From what we are told about Wolfgang, I don’t expect that Santa was a regular visitor at the Mozart household.

The popular view, reinforced by the movie Amadeus, is of an impetuous child and a rebellious adult who often lost favour with his patrons.  More recently this has been re-examined as genius myth and its also been suggested that his reported behaviour may be evidence of Tourettes or other behavioural disorders.  Either way, perhaps we should be more charitable to his memory – and musical genius he certainly was.

Whatever the reality, we do know that Mozart was struggling with alternate visions of the afterlife in the final days leading up to his death as he wrote the Requiem Mass.

In the Confutatis (which we rehearsed this week) Mozart paints his contrasting pictures of Heaven and Hell.

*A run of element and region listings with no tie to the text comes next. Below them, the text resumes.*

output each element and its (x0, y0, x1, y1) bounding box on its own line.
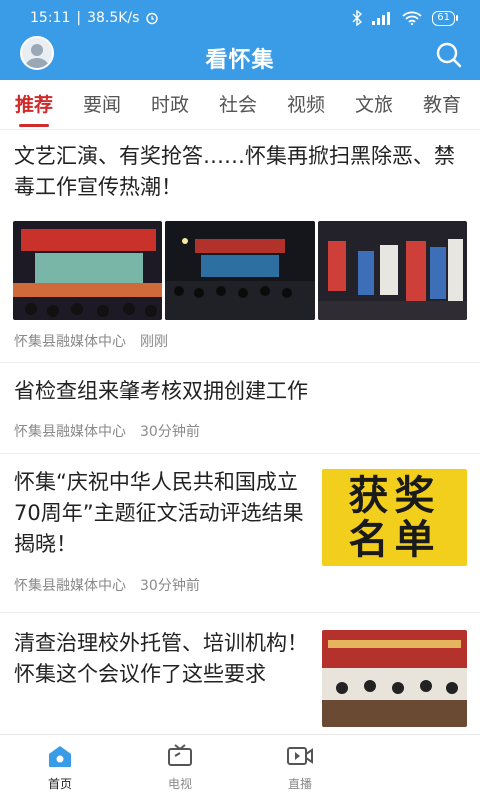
user-icon (25, 44, 49, 68)
news-time: 30分钟前 (140, 424, 200, 440)
news-time: 30分钟前 (140, 578, 200, 594)
status-bar: 15:11 | 38.5K/s 61 (0, 0, 480, 36)
tab-recommend[interactable]: 推荐 (0, 80, 68, 130)
battery-level: 61 (432, 10, 455, 26)
live-icon (287, 747, 313, 765)
news-source: 怀集县融媒体中心 (14, 334, 126, 350)
status-right: 61 (352, 10, 458, 26)
app-title: 看怀集 (205, 48, 275, 73)
nav-tv[interactable]: 电视 (120, 735, 240, 800)
news-item[interactable]: 文艺汇演、有奖抢答……怀集再掀扫黑除恶、禁毒工作宣传热潮！ 怀集县融媒体中心 刚… (0, 131, 480, 363)
user-avatar[interactable] (20, 36, 54, 70)
tv-icon (168, 744, 192, 766)
news-title: 怀集“庆祝中华人民共和国成立70周年”主题征文活动评选结果揭晓！ (14, 470, 304, 556)
tab-headlines[interactable]: 要闻 (68, 80, 136, 130)
news-image (165, 221, 315, 320)
wifi-icon (402, 11, 422, 25)
news-title: 清查治理校外托管、培训机构！怀集这个会议作了这些要求 (14, 631, 308, 686)
news-meta: 怀集县融媒体中心 30分钟前 (14, 575, 200, 595)
news-time: 刚刚 (140, 334, 168, 350)
nav-home-label: 首页 (47, 777, 72, 791)
news-meta: 怀集县融媒体中心 刚刚 (14, 331, 168, 351)
alarm-icon (146, 12, 159, 25)
signal-icon (372, 12, 391, 25)
status-separator: | (76, 10, 82, 26)
news-source: 怀集县融媒体中心 (14, 578, 126, 594)
nav-live-label: 直播 (287, 777, 312, 791)
news-item[interactable]: 省检查组来肇考核双拥创建工作 怀集县融媒体中心 30分钟前 (0, 364, 480, 454)
news-item[interactable]: 怀集“庆祝中华人民共和国成立70周年”主题征文活动评选结果揭晓！ 获奖名单 怀集… (0, 455, 480, 613)
tab-society[interactable]: 社会 (204, 80, 272, 130)
news-meta: 怀集县融媒体中心 30分钟前 (14, 421, 200, 441)
tab-politics[interactable]: 时政 (136, 80, 204, 130)
network-speed: 38.5K/s (87, 10, 140, 26)
news-thumbnail: 获奖名单 (322, 469, 467, 566)
battery-tip (456, 15, 458, 21)
nav-home[interactable]: 首页 (0, 735, 120, 800)
battery-indicator: 61 (432, 10, 458, 26)
news-title: 文艺汇演、有奖抢答……怀集再掀扫黑除恶、禁毒工作宣传热潮！ (14, 144, 455, 199)
search-icon (436, 42, 462, 68)
app-header: 看怀集 (0, 36, 480, 80)
news-thumbnail (322, 630, 467, 727)
category-tabs: 推荐 要闻 时政 社会 视频 文旅 教育 (0, 80, 480, 130)
nav-live[interactable]: 直播 (240, 735, 360, 800)
news-image (318, 221, 467, 320)
status-time: 15:11 (30, 10, 71, 26)
bluetooth-icon (352, 10, 363, 26)
nav-tv-label: 电视 (167, 777, 192, 791)
news-source: 怀集县融媒体中心 (14, 424, 126, 440)
news-item[interactable]: 清查治理校外托管、培训机构！怀集这个会议作了这些要求 (0, 614, 480, 734)
nav-more[interactable] (360, 735, 480, 800)
bottom-nav: 首页 电视 直播 (0, 734, 480, 800)
home-icon (49, 746, 71, 767)
news-title: 省检查组来肇考核双拥创建工作 (14, 379, 308, 403)
news-image (13, 221, 162, 320)
tab-video[interactable]: 视频 (272, 80, 340, 130)
search-button[interactable] (434, 40, 464, 70)
thumbnail-text: 获奖名单 (348, 472, 441, 563)
tab-education[interactable]: 教育 (408, 80, 476, 130)
tab-culture-tourism[interactable]: 文旅 (340, 80, 408, 130)
status-left: 15:11 | 38.5K/s (30, 10, 159, 26)
news-feed: 文艺汇演、有奖抢答……怀集再掀扫黑除恶、禁毒工作宣传热潮！ 怀集县融媒体中心 刚… (0, 131, 480, 734)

The furious canon of Tenors and Basses shows just how bad it can get

Confutatis maledictis, flammis acribus addictis,
the accused are confounded, and doomed to flames of woe,


In reply, the ever angelic Sopranos and Altos plead for a cherubic heaven

voca me cum benedictus.
call me among the blessed.


And we all join Mozart’s final prayer for salvation

I kneel with submissive heart,
my contrition is like ashes,
help me in my final condition.

The Confutatis is believed to be the last full number which Mozart penned before his death (There is no evidence he got beyond the opening bars of the Lacrimosa).

Naughty or nice? Mozart’s exceptional musical legacy lives on and seems likely to be enjoyed for an eternity.